You can also find a comment by someone wondering who’s a worse draft pick, Ryan Leaf or Greg Oden. The comment itself is nonsensical: Leaf played and acted mostly terribly while Oden’s never really gotten a chance to play at all (in the five years since he’s been drafted, he’s only played 82 games). But this commenter is not alone in questioning why the Blazers picked him and why they chose to extend his contract once they already knew he was injury prone. I’m not looking to answer those questions. I just want a moment to mourn the loss of what could have been for Oden the man. Before he’s a draft pick, or a stat line, he’s a human being who wanted to play pro basketball at a high level more than anything else and this latest surgery (the fifth in five years) is another nail in the coffin of that dream.

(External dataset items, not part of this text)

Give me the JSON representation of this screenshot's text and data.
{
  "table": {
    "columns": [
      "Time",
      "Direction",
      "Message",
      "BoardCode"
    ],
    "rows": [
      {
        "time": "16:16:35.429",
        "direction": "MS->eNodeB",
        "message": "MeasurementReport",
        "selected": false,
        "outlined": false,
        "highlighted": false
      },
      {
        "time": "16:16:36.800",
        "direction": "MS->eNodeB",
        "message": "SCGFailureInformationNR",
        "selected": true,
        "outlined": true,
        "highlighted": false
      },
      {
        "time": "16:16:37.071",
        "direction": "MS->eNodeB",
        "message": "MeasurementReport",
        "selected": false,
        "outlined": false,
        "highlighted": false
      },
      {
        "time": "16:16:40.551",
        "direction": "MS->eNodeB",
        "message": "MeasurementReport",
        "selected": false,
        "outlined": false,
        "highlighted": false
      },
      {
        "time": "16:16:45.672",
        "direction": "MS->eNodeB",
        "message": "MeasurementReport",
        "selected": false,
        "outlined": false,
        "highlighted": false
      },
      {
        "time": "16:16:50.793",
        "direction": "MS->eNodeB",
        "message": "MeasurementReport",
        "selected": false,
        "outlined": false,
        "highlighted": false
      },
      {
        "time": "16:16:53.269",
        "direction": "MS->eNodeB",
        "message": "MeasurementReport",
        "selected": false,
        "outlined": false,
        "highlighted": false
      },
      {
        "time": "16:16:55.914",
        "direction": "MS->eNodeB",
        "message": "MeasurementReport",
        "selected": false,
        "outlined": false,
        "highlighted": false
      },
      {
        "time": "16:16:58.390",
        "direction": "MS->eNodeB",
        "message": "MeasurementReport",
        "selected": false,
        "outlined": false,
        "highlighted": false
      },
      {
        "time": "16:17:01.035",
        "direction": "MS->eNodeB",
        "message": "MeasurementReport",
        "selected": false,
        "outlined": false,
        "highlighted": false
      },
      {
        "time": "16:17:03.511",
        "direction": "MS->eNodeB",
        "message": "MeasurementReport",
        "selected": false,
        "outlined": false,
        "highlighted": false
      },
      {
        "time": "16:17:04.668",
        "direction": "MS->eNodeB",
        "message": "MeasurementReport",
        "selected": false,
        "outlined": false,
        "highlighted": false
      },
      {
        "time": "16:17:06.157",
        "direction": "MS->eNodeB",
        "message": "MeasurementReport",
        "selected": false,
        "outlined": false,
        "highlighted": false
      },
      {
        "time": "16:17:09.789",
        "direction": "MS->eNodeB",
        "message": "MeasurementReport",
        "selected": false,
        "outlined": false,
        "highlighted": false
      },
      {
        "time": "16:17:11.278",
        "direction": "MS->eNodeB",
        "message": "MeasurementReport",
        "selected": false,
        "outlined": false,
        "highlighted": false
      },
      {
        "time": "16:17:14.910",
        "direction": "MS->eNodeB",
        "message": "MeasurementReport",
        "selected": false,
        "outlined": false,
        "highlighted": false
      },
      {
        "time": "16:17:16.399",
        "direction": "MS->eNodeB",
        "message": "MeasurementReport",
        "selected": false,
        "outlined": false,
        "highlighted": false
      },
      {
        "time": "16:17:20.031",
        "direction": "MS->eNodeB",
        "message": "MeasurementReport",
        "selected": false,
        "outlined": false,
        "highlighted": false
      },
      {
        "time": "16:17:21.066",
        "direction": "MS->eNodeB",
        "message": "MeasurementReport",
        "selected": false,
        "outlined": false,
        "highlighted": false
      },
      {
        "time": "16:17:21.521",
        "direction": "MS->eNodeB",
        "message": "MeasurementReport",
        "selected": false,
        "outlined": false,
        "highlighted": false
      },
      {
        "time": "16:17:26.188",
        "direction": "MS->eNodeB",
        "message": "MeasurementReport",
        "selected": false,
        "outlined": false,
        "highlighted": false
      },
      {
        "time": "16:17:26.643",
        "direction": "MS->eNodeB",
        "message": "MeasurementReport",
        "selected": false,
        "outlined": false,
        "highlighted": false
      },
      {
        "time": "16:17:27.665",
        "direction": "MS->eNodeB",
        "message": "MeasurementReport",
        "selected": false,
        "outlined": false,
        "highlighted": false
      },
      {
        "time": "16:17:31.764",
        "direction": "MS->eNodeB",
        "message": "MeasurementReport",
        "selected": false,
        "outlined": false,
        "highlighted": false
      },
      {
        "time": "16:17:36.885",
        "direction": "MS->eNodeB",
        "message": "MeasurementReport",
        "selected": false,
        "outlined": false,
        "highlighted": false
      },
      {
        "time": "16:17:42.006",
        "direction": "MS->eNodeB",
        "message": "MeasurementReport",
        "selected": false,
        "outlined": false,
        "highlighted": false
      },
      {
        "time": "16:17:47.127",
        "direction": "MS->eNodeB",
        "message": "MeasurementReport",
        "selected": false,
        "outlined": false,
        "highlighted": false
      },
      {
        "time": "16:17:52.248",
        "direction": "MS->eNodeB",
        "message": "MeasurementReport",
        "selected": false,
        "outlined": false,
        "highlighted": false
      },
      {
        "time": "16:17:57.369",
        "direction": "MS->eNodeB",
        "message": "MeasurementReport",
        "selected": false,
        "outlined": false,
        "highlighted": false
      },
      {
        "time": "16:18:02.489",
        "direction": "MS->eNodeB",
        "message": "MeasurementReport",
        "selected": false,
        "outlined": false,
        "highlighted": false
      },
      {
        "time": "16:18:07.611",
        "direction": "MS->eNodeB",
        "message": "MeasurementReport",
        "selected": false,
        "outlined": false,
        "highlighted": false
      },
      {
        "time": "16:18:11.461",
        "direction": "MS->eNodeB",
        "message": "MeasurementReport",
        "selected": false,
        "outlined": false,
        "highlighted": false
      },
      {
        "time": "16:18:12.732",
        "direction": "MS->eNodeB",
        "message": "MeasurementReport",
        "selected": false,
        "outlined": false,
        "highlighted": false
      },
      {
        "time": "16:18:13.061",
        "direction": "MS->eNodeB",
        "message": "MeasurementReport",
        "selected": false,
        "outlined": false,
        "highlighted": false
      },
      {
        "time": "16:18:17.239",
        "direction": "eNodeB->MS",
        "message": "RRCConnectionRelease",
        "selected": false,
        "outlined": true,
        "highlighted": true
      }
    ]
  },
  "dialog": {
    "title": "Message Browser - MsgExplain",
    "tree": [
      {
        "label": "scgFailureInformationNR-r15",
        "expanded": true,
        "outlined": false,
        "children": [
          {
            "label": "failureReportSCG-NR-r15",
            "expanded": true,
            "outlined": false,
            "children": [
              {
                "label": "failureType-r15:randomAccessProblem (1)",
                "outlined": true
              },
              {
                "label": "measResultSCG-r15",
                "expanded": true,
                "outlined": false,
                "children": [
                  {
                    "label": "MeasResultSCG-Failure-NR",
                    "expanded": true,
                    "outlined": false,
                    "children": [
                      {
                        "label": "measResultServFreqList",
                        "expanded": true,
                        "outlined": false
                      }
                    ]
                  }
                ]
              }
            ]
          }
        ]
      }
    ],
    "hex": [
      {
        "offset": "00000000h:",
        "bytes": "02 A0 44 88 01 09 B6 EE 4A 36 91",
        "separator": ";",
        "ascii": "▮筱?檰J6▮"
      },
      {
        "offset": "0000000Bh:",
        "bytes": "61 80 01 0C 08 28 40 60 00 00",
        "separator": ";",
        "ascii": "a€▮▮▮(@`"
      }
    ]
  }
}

So is it weird that I’m mostly going to talk about him as a videogame character? As I’ve written before, people might think making basketball into a videogame is just a matter of making it as realistic as possible. But instead, a basketball videogame toes the line between fantasy and reality, perhaps in no realm as much as with injured players. Between 2000 and 2004, for example, following his trade from Detroit to Orlando, Grant Hill played in only 47 games—four his first year, fourteen his second, 29 his third and ZERO in his fourth. This was the player who was supposed to be Michael Jordan’s heir apparent. Year in and year out, though, the NBA 2K series rated him highly, in spite of the injuries. While the Magic struggled through carrying his contract in the real world, anyone picking to play as the Magic would get a healthy Hill kicking ass and taking names.

A similar alternative reality followed Oden, who entered the league in 2007. He appeared in NBA 2K8 rated an 80, dead even with the number two pick from the same draft, Kevin Durant. But in the real world, he underwent his first microfracture surgery in September of that year and missed his entire rookie season. When he finally saw the court in the 2008-09 season, he started living up to what we’d already seen from his videogame counterpart. On January 19, 2009, he pulled down 15 rebounds and scored a career-high 24 points—the kind of numbers his digital doppelganger had been putting up for a year and a half already. That season, he was rated an 83.

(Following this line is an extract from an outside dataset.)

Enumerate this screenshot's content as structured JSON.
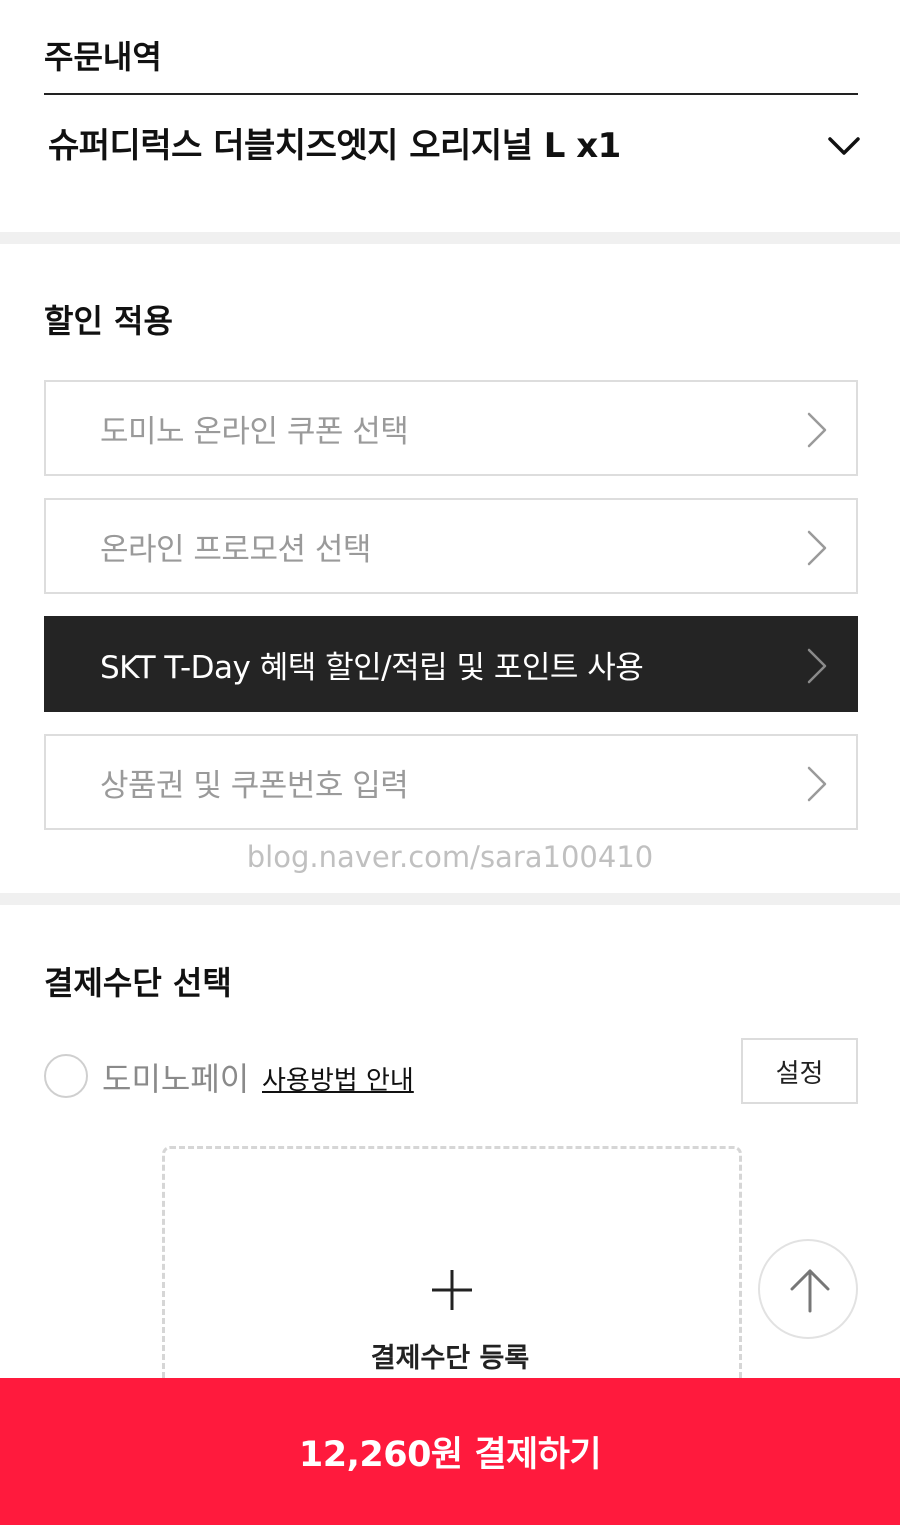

In these first couple years, Oden anchored the teams I built. A monster rebounder, a great scorer down low—the kind you just can’t find nowadays, even compared to Dwight Howard. But then, in NBA 2K10, Oden was rated a 74. In 2K11, 75. And now, in 2K12: 70. Is it right to punish digital Oden for something so far beyond the control of even the real Oden? What is the digital version of a player if not a best-case agglomeration of stats, measurements, and ability?

When it comes to players like Michael Beasley, J.R. Smith, or others with scads of potential but no clear idea what to do with it, a game can show us what they could be with clear eyes and full hearts. Within the confines of the TV screen, without everything else that makes up a life, these often-problematic players can become true stars.

But it was never Greg Oden’s basketball IQ or desire or heart that betrayed him. It was his body, the knees forced to carry a titan of a player through the real world, not the digital world. It’s entirely possible after this surgery that Oden never returns to pro basketball; he becomes an unrestricted free agent at the end of this season with no way to play his way back onto a team for at least another year. Greg Oden deserved better than this. He deserved the kind of career we’ve been making for him on Xbox360s and PlayStation3s for years now, free from the restrictions placed on him by his own body and free to live up to that potential we all saw in him.